Controlling Attrition through Data Analytics

'How many employees quit your organization every year?'

You would probably be able to answer this question but may fail to understand and analyze the interplay of underlying factors to make sound predictions.

Employee attrition is a significant challenge facing organizations, with a large percentage of employees leaving their roles within their first few years. The trend seems to be more conspicuous among millennials who will comprise half of the total global workforce by 2020. A recent study1 suggests that one in two millennials will quit their job in 2 years. This is alarming as retaining employees is less expensive and cumbersome than continuously replacing them, especially if they are your high potentials. A certain amount of attrition will always happen as one cannot unleash all the variables (e.g. human factors). However, by leveraging  BI (Business Intelligence) and using the right statistical modeling and data mining techniques- it is possible to predict and control attrition to a large extent. 

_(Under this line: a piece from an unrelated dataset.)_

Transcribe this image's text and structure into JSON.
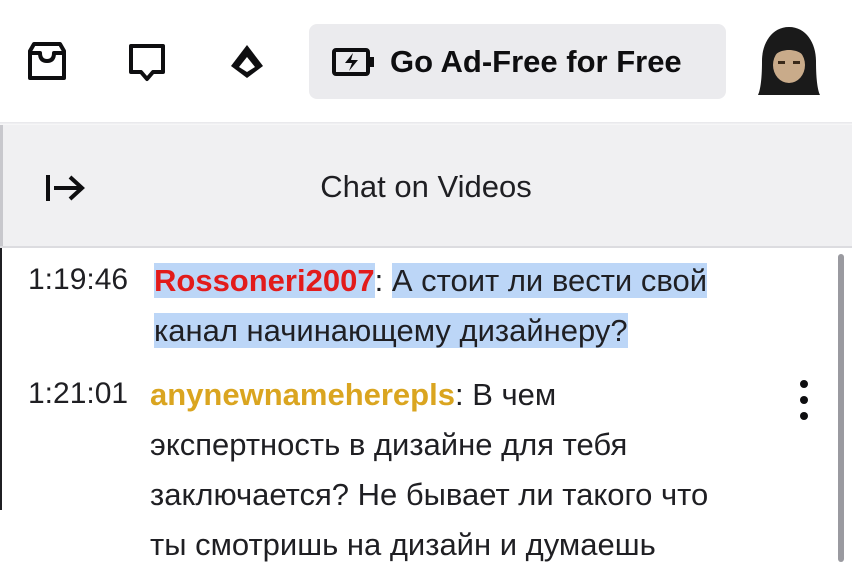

Many companies use data analytics retroactively i.e. acting on the results, however, by just keeping a track of employees who are leaving, recording their exit interviews and rolling out some engagement surveys, this will not serve the purpose. The need of the hour is to take some proactive measures to predict the ‘flight risk’ and take appropriate measures to curb it. And the first step towards this is to understand and analyze the discernible factors or root causes triggering attrition in employees. These factors can be either work-related or personal; some of the work-related factors could be:

Dissatisfaction with compensation: People might simply quit if they get better pay and perks somewhere else.

Inequity or lack of fairness: Most of the people possess a strong sense of justice or fairness, especially at the workplace. Employees may question the fairness of another team member getting a raise or a promotion and the perceived lack of injustice may severely disenchant employees.

Strained Relationship with managers: Unsupportive bosses are one of the biggest reasons of employees leaving their respective organizations.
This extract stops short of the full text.